Na primeira edição do Novo Diário
do dia 16 de setembro de 1933, Leopold Schwarzschild mencionou outro
detalhe sobre a estadia de Forster em Paris: "Conversando com um
repórter do Novo Diário, Forster haveria dito, com resignação, que finalmente havia chegado a sua hora. Disse também aos repórteres do Novo Diário que não deveriam acreditar em suicídio se ouvissem falar de sua morte nas próximas semanas" (Lewis, 2003).
Schwarzschild
escreveu também que Forster tinha contado como ele, enquanto morava
em Berlim, havia tratado a cocainomania de Hermann Goering, e que
também tinha diagnosticado como psicopata inimputável o ministro da
educação nazista Bernhard Rust, acusado de estupro (Binion, 1978).

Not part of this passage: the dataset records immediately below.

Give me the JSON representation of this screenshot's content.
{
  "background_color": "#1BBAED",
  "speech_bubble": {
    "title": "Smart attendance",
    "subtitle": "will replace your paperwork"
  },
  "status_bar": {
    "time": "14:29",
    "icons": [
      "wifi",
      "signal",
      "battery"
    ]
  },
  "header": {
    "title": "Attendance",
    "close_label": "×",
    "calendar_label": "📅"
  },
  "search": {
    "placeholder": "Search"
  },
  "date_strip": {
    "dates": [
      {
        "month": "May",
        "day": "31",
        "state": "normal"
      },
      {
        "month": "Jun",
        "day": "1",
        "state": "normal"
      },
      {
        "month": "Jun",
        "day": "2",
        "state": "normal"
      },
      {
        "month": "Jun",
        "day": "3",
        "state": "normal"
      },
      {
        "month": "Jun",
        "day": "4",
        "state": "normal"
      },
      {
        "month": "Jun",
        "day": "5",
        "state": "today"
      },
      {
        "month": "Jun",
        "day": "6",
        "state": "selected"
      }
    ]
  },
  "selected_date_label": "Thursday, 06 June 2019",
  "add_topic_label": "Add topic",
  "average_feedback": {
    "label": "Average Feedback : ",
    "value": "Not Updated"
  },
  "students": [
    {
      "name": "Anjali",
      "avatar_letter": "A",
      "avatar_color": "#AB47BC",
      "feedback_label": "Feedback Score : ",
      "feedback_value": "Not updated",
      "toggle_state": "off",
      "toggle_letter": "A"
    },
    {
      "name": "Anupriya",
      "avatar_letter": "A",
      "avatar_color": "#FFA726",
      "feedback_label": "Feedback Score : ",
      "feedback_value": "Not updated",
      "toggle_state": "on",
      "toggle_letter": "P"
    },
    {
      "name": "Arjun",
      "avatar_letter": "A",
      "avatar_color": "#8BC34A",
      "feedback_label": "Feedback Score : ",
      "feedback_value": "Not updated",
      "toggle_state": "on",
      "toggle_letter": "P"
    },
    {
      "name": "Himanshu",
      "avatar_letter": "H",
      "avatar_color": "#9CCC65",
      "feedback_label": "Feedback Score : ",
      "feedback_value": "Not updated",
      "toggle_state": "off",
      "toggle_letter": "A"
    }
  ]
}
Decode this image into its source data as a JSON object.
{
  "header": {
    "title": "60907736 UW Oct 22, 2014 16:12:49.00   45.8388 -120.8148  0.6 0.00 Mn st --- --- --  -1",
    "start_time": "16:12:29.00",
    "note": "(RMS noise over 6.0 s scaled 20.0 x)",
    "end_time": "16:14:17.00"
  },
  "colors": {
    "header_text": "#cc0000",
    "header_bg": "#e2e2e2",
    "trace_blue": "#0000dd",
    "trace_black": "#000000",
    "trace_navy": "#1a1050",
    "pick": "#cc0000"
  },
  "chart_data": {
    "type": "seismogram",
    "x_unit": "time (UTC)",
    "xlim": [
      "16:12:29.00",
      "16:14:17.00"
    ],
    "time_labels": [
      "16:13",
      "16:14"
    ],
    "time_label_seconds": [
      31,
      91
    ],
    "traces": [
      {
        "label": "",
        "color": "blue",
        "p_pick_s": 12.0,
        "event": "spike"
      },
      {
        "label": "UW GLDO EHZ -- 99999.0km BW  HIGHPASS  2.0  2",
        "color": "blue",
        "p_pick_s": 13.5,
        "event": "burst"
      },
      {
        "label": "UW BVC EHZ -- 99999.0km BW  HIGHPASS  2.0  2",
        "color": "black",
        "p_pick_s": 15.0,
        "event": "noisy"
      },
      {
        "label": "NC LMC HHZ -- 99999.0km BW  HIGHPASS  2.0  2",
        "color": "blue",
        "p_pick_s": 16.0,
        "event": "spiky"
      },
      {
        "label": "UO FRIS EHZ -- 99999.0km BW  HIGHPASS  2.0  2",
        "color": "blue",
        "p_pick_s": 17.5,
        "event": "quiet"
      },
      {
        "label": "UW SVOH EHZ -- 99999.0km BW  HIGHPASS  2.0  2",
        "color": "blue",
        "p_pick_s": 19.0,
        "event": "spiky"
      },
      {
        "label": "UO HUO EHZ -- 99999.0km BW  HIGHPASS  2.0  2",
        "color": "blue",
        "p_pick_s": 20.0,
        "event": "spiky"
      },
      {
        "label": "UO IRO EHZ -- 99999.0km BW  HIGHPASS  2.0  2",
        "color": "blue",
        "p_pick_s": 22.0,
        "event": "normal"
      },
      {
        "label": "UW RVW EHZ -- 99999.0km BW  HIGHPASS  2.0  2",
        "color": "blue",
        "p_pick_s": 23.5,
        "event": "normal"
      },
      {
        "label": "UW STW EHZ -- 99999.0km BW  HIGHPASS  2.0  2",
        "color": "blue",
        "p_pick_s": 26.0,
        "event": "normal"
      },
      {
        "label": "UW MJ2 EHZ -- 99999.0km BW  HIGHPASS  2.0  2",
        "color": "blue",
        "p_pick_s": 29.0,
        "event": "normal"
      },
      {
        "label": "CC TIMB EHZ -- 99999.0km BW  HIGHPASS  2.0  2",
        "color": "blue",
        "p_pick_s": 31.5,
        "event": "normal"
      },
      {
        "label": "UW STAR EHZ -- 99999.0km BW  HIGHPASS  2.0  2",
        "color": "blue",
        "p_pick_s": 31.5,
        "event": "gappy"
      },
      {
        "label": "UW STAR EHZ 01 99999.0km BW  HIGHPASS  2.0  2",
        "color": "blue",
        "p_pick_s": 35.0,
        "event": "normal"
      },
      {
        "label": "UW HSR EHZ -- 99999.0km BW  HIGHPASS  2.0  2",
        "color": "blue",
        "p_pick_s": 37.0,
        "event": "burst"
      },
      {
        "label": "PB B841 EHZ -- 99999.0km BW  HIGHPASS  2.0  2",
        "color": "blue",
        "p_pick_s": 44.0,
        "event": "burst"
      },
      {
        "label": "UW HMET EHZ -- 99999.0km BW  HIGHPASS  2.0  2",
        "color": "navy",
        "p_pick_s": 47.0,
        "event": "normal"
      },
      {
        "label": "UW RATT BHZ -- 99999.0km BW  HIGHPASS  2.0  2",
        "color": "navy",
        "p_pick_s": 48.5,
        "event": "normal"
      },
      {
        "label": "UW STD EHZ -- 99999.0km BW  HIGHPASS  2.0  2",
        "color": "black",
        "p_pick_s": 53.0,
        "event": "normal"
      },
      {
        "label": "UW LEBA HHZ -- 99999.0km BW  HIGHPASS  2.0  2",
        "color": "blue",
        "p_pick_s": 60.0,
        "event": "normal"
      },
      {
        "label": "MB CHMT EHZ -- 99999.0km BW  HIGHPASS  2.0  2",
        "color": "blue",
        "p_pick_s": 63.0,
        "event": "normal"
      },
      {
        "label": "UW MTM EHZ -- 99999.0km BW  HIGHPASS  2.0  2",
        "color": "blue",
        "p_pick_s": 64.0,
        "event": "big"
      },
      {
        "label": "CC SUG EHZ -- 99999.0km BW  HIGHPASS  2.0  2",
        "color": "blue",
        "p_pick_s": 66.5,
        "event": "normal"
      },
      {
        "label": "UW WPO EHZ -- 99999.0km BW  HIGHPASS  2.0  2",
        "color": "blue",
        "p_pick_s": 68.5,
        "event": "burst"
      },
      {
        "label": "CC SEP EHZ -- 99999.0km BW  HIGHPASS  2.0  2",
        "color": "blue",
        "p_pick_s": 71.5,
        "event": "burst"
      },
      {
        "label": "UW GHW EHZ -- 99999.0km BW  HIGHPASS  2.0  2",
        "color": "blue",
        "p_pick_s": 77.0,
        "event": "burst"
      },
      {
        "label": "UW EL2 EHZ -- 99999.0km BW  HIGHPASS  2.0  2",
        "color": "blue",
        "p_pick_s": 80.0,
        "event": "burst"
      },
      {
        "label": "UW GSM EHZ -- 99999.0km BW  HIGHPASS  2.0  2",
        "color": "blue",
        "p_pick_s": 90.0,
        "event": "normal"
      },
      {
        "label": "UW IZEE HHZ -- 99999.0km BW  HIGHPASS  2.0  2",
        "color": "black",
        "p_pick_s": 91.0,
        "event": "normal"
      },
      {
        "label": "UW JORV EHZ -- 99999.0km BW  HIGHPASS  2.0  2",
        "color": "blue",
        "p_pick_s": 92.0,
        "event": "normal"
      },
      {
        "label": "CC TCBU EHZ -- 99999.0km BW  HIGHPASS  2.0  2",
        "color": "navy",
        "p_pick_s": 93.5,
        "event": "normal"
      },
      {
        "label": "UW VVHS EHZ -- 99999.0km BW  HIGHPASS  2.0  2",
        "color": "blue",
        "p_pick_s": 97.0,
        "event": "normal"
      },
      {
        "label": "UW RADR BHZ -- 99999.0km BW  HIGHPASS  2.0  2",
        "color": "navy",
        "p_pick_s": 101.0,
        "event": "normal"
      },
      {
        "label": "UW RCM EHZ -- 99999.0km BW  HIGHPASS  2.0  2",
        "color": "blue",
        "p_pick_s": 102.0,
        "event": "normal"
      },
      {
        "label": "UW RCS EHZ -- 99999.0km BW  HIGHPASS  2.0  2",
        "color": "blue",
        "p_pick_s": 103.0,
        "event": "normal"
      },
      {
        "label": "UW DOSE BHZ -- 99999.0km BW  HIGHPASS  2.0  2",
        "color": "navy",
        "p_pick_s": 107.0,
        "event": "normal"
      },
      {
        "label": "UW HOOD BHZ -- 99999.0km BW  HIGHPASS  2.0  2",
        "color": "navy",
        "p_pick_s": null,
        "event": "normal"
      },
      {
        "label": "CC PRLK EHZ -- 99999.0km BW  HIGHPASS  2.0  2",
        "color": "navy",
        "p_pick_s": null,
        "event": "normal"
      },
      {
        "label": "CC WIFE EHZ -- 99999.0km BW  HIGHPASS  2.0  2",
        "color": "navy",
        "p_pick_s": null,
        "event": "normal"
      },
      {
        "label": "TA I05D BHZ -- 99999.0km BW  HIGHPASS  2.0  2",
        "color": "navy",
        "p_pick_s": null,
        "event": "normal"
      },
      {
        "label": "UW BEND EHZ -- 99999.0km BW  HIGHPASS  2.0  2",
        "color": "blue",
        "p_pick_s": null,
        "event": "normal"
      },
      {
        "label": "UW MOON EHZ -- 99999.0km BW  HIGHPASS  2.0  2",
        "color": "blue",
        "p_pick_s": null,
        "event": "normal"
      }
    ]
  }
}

Segundo Bernhard Horstmann:
"Hoje,
depois de pesquisas exaustivas, nós sabemos, com certeza, que
aqueles documentos particulares de Edmund Forster, que a Gestapo
procurava tão rigorosamente, foram tirados da Alemanha e levados a um
grupo de escritores exilados em Paris. Tanto Alfred Doeblin como
Ernst Weiss tinham conhecimento médico e cientifico suficientes para
entender as anotações clínicas [sobre o caso Hitler] e usá-las em sua
obra. Talvez Doeblin, como neurologista e psiquiatra, entendesse
ainda mais do assunto. Todavia, Forster decidiu deixar suas anotações
com Ernst Weiss, provavelmente porque ele tratava em sua obra literária
de temas relacionados à medicina e às ciências naturais. De
qualquer forma, foi Weiss quem finalmente usou o conteúdo dos
prontuários de Pasewalk em um romance" (Horstmann, 2004).
O
historiador americano Rudolf Binion, que teve a oportunidade de
falar com um filho de Forster, alertou sobre mais um detalhe:
"Parece
que havia também um segundo boletim médico oficial, redigido por
Forster e guardado a sete chaves até o começo dos anos 1940 por
Wilhelm Canaris, chefe da Defesa do exército alemão, e por Heinrich
Himmler" (Binion, 1978).
O suicídio de Edmund Forster e outras perseguições
Em
abril de 1925, Edmund Forster tornou-se catedrático em Greifswald.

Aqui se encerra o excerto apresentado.